Monthly Archives: July 2018

What does it feel like to be fat?

When you are fat, what does it feel like? It mostly feels like you are nothing. Like you are invisible and disposable. People look right through you. They bump into you and don’t apologize. To them, you don’t exist, you don’t matter. Until the moment your fatness affects them, and then you do.
Seated next to me on the airplane? Yes, thank you, I see your constant fidgeting. I know my thigh is pressing against your leg. I am clenching my arms to my sides to try and give you more room, but I know I am invading your space. I saw you glare at me as I sat down and moved the seatbelt to its longest setting. I heard your sigh when I asked to get up and put my bag in the overhead. And guess what? You and all the other passengers saw me struggle to lift the heavy bag, but no one- no one- offered to help me. You dart out of your seat before the seatbelt sign was even off, like you were going to catch my fatness like a disease if you stay one second more next to me.
Watching me walk through the gym? You pretend to be in your bubble on the elliptical with your headphones, but don’t worry I see the disgusted look you shoot my way. I have been going for only ten minutes at a snail’s pace, but am drenched in sweat, it’s dripping all over everything. I get off the machine and wipe it down with the sanitizer. I see you waiting for it and I see you armed with your own paper towels and soap, ready to remove the filth of the fat girl’s sweat. Moving through the weight machines I may as well be a ghost, unless I am taking up valuable real estate at the machine you want. I heard you and your six-packed friends asking why I even bothered. I heard you.

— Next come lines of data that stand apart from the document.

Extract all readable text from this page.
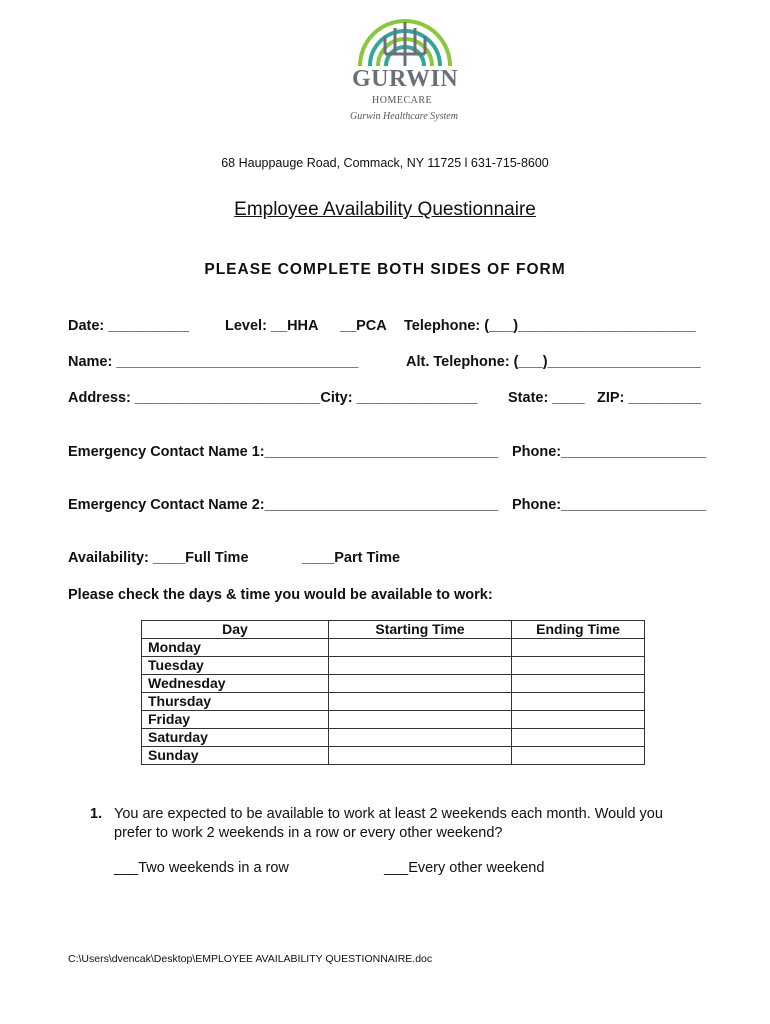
GURWIN
HOMECARE
Gurwin Healthcare System
68 Hauppauge Road, Commack, NY 11725 l 631-715-8600
Employee Availability Questionnaire
PLEASE COMPLETE BOTH SIDES OF FORM
Date: __________ Level: __HHA __PCA Telephone: (___)______________________
Name: ______________________________	Alt. Telephone: (___)___________________
Address: _______________________City: _______________ State: ____ ZIP: _________
Emergency Contact Name 1:_____________________________ Phone:__________________
Emergency Contact Name 2:_____________________________ Phone:__________________
Availability: ____Full Time	____Part Time
Please check the days & time you would be available to work:
Day	Starting Time	Ending Time
Monday		
Tuesday		
Wednesday		
Thursday		
Friday		
Saturday		
Sunday		
1. You are expected to be available to work at least 2 weekends each month. Would you
prefer to work 2 weekends in a row or every other weekend?
___Two weekends in a row	___Every other weekend
C:\Users\dvencak\Desktop\EMPLOYEE AVAILABILITY QUESTIONNAIRE.doc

Parked your beach blanket next to mine? I see you look at me and my husband. No we don’t have kids. It’s just us. I didn’t get fat gestating the next generation, I just am. I did this to myself. I picked a run of the mill one- piece; splurging on underwire so my boobs don’t hit my knees. I see you visibly wince as I rub lotion on my skin and walk to the water’s edge. You sit there smoking and throwing your beer cans on the sand, yet you think you are better than me solely based on my appearance. My fatness means I am a lazy, stupid, likely poor and uneducated person. You couldn’t care less, I mean nothing to you. If I told you I am a doctor, you would laugh in my face. It’s incomprehensible to you I am anything other than a fat, worthless woman.